Éditorial Ausgabe-04-2026

Une haute école romande a mené une étude sur les conditions de travail et l’identité professionnelle des chauffeuses et des chauffeurs en Suisse. D’une part, il apparaît que la liberté qu’offre ce métier est encore citée par beaucoup comme l’une des raisons pour lesquelles ils aiment exercer cette profession. Mais d’autre part, de nombreux professionnels se plaignent d’une détérioration des conditions de travail. En fait partie le contrôle de plus en plus étroit du personnel de conduite dû à la numérisation. Si cette dernière simplifie bien des choses, elle renforce toutefois les possibilités de contrôle et peut donc aussi avoir un effet restrictif. Si l’on porte trop atteinte à la liberté, qui constitue l’un des atouts du métier de chauffeur, la disposition à accepter de longues heures de travail diminuera en conséquence. Les chauffeuses et les chauffeurs sont fiers, à juste titre, de l’importance sociale de leur métier.
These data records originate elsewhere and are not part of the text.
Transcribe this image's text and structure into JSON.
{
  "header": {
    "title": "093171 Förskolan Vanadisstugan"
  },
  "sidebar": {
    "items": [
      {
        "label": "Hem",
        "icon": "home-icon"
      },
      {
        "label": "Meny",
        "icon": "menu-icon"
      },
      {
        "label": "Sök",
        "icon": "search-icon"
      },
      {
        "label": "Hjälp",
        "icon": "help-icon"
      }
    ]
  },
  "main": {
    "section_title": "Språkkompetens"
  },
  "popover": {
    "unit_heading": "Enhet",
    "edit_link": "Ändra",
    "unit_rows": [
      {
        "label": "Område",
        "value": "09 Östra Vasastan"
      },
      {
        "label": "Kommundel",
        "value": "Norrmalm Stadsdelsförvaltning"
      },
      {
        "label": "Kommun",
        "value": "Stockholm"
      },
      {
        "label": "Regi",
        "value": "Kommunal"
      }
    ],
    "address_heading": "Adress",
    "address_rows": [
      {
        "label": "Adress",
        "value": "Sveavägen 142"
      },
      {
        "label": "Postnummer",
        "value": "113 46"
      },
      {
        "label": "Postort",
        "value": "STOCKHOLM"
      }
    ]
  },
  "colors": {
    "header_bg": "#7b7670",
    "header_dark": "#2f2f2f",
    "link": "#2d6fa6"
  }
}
En bref, pour assurer un bel avenir à cette profession, il faut, outre de bonnes conditions de travail en général, juste deux choses: la société doit encore plus prendre conscience de l’importance sociale de cette profession. Dans le même temps, la numérisation ne doit pas se faire au détriment des conditions de travail: elle doit épauler les chauffeurs, et non aider à les espionner. Les chances de continuer à trouver du personnel motivé s’en trouveront alors renforcées. Après tout, la liberté n’est-elle pas un argument convaincant pour donner envie d’exercer un métier?